Le traitement du syndrome de l’œil sec repose sur une approche personnalisée, adaptée à la gravité de la sécheresse oculaire, à ses causes sous-jacentes (ex. : dysfonction des glandes de Meibomius, syndrome de Sjögren, médicaments anticholinergiques, facteurs environnementaux) et aux symptômes rapportés par le patient. En première intention, on recommande des mesures hygiéno-diététiques : humidification de l’air ambiant, limitation de l’exposition aux écrans avec application régulière de la règle 20-20-20 (toutes les 20 minutes, regarder un objet situé à 20 pieds — soit environ 6 mètres — pendant 20 secondes), éviction des courants d’air directs (climatisation, chauffage soufflé) et apport hydrique adéquat.

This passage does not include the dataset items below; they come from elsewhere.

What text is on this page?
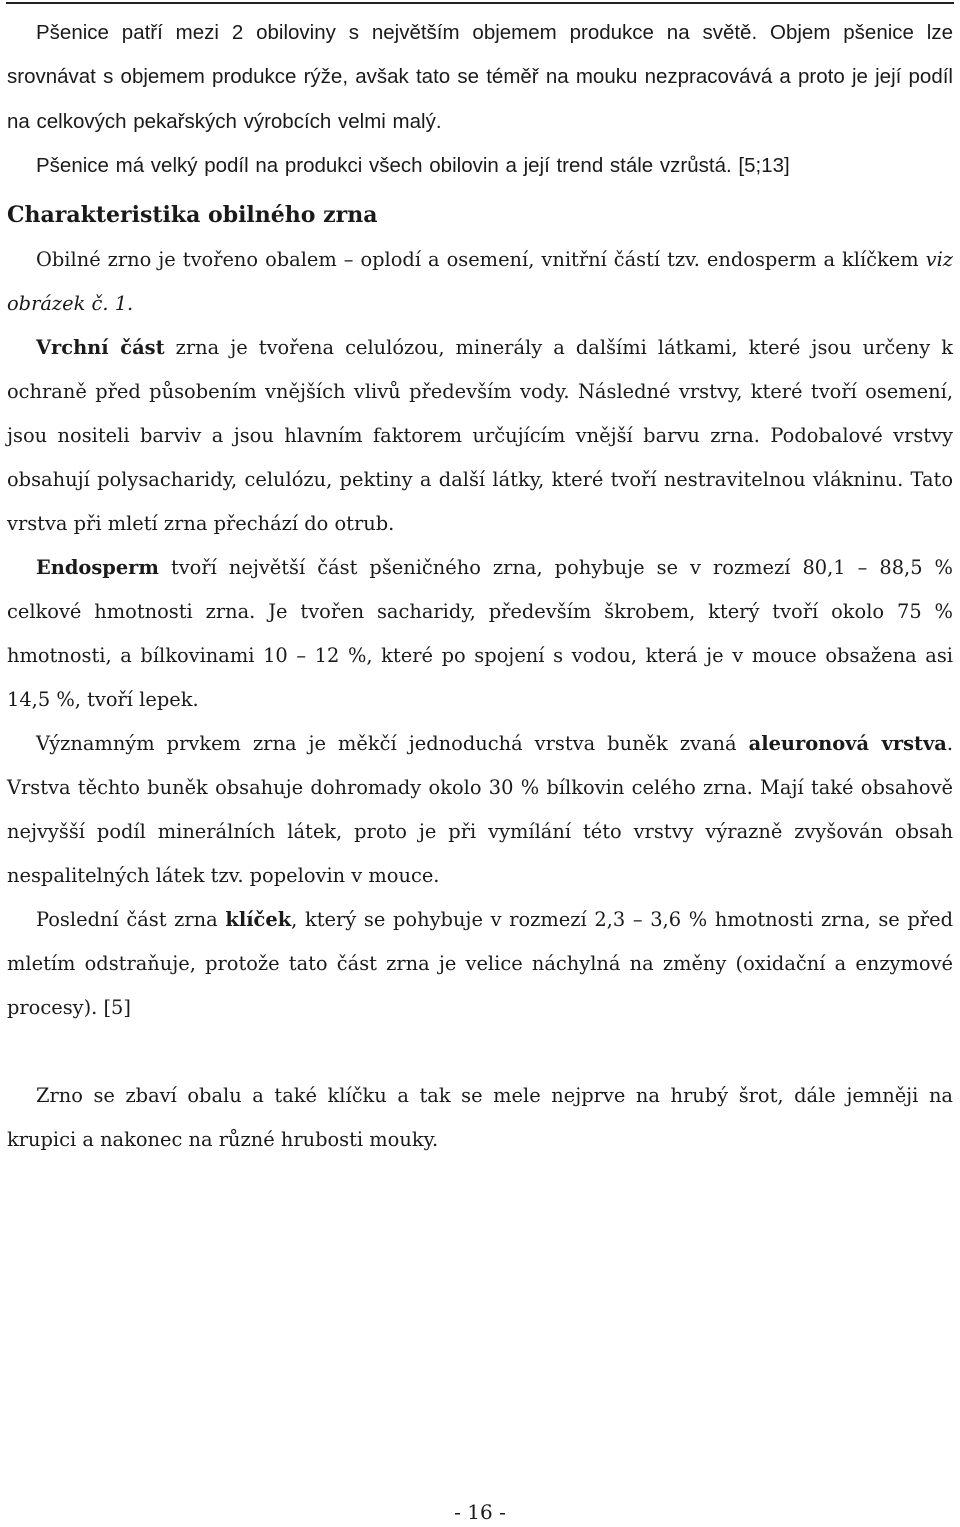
Pšenice patří mezi 2 obiloviny s největším objemem produkce na světě. Objem pšenice lze srovnávat s objemem produkce rýže, avšak tato se téměř na mouku nezpracovává a proto je její podíl na celkových pekařských výrobcích velmi malý.

Pšenice má velký podíl na produkci všech obilovin a její trend stále vzrůstá. [5;13]

Charakteristika obilného zrna

Obilné zrno je tvořeno obalem – oplodí a osemení, vnitřní částí tzv. endosperm a klíčkem viz obrázek č. 1.

Vrchní část zrna je tvořena celulózou, minerály a dalšími látkami, které jsou určeny k ochraně před působením vnějších vlivů především vody. Následné vrstvy, které tvoří osemení, jsou nositeli barviv a jsou hlavním faktorem určujícím vnější barvu zrna. Podobalové vrstvy obsahují polysacharidy, celulózu, pektiny a další látky, které tvoří nestravitelnou vlákninu. Tato vrstva při mletí zrna přechází do otrub.

Endosperm tvoří největší část pšeničného zrna, pohybuje se v rozmezí 80,1 – 88,5 % celkové hmotnosti zrna. Je tvořen sacharidy, především škrobem, který tvoří okolo 75 % hmotnosti, a bílkovinami 10 – 12 %, které po spojení s vodou, která je v mouce obsažena asi 14,5 %, tvoří lepek.

Významným prvkem zrna je měkčí jednoduchá vrstva buněk zvaná aleuronová vrstva. Vrstva těchto buněk obsahuje dohromady okolo 30 % bílkovin celého zrna. Mají také obsahově nejvyšší podíl minerálních látek, proto je při vymílání této vrstvy výrazně zvyšován obsah nespalitelných látek tzv. popelovin v mouce.

Poslední část zrna klíček, který se pohybuje v rozmezí 2,3 – 3,6 % hmotnosti zrna, se před mletím odstraňuje, protože tato část zrna je velice náchylná na změny (oxidační a enzymové procesy). [5]

Zrno se zbaví obalu a také klíčku a tak se mele nejprve na hrubý šrot, dále jemněji na krupici a nakonec na různé hrubosti mouky.

- 16 -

Les larmes artificielles sans conservateurs constituent le pilier thérapeutique de première ligne ; elles sont à instiller plusieurs fois par jour selon les besoins, en privilégiant des formulations à base d’acide hyaluronique, de carbomère ou de polyvinylpyrrolidone pour une meilleure rétention cornéenne. En cas de sécheresse modérée à sévère, des traitements complémentaires peuvent être prescrits : collyres anti-inflammatoires tels que la ciclosporine à 0,05 % ou la lifitegrast à 5 %, qui agissent sur la composante inflammatoire chronique intrinsèque au syndrome ; des lubrifiants nocturnes à base de gel ou d’onguent (ex. : vitamine A palmitate) pour prévenir la déshydratation cornéenne pendant le sommeil ; ou encore des dispositifs occlusifs des points lacrymaux (plugs temporaires ou permanents) afin de conserver les larmes naturelles plus longtemps.
Dans les formes résistantes ou associées à une dysfonction sévère des glandes de Meibomius, des thérapeutiques avancées sont envisagées : thérapie thermique pulsée (ex. : LipiFlow®), expression manuelle des glandes, ou encore traitements par lumière pulsée intense (IPL). Un suivi ophtalmologique régulier est indispensable pour évaluer l’efficacité du traitement, dépister d’éventuelles complications (kératite ponctuée superficielle, ulcère cornéen, infection secondaire) et ajuster la stratégie thérapeutique en conséquence.